Pour retourner sur le plateau, il faut maintenant retraverser le Guil, ce qui est possible par le pont du Simoust. Ensuite, la remontée dans la forêt se fait un peu au jugé, en évitant au maximum les plaques de verglas. Au passage, nous dénichons l’une des rares fleurs à s’épanouir à cette saison. Heureusement que nous n’y avons pas plongé le nez, car c’est un hellébore… fétide. 😉
Le dernier raidillon avant le parking est aussi le plus délicat à franchir, ce qui nous fait définitivement renoncer à jeter un coup d’œil à la rue des masques, le passage étant complètement impraticable. Il faudra revenir à la belle saison !

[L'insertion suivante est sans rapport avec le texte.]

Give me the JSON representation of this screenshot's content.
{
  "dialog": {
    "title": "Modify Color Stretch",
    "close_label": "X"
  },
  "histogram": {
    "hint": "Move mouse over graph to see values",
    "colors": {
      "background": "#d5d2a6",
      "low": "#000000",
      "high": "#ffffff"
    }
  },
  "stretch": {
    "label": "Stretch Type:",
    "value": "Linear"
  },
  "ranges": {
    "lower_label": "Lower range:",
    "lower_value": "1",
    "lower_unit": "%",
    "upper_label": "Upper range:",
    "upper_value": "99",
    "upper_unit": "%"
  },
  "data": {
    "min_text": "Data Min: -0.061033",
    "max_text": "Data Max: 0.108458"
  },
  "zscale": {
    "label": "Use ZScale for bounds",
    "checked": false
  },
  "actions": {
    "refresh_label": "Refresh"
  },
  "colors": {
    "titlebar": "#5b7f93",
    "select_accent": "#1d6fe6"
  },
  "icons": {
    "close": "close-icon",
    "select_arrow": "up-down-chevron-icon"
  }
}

Pour le moment, c’est l’heure de pique-niquer. Comme hier, une belle aire installée au soleil nous invite à passer à table, bercés par le doux bruit d’eau de la fontaine voisine, tout en faisant le bilan de cette très belle randonnée de 6 kilomètres faite en 2 h 20 avec un dénivelé de 175 mètres.
Et maintenant quel est le programme ?
Pour cette dernière après-midi, après avoir déjà parcouru trois des quatre vallées du Queyras, il nous manque la dernière, la vallée du Cristillan abritant le village de Ceillac.
Pour l’atteindre, nous suivons une nouvelle fois l’une de ces routes incroyables du Queyras, un ruban d’asphalte spectaculaire, penchant tantôt côté mélèzes, tantôt côté pins sylvestres, en une succession de virages nous laissant tout étourdis à l'arrivée sur le vaste plateau d’altitude (1640 mètres).
Nous ignorons le village de Ceillac ainsi que son espace nordique pour filer tout droit jusqu’au Pied de Mélezet. J’y ai repéré une courte balade (n° 11 sur la carte de la station de Ceillac) à faire en raquettes que nous décidons de réaliser sans, car l’itinéraire est damé.
Il rejoint la Cime du Mélezet. Ne cherchez pas de sommet, il s’agit simplement d’un lieu-dit regroupant quelques rares maisons dont le refuge de la Cime.
Nous dépassons le hameau mais, bientôt rattrapés par l’ombre, nous revenons rapidement sur nos pas pour nous réchauffer au refuge d’un bon bol de chocolat chaud.
Voici par conséquent les dernières images que nous garderons du Queyras et de ses vastes espaces sauvages et préservés. Dernière soirée douillette dans notre gîte, demain les vacances sont (presque) finies.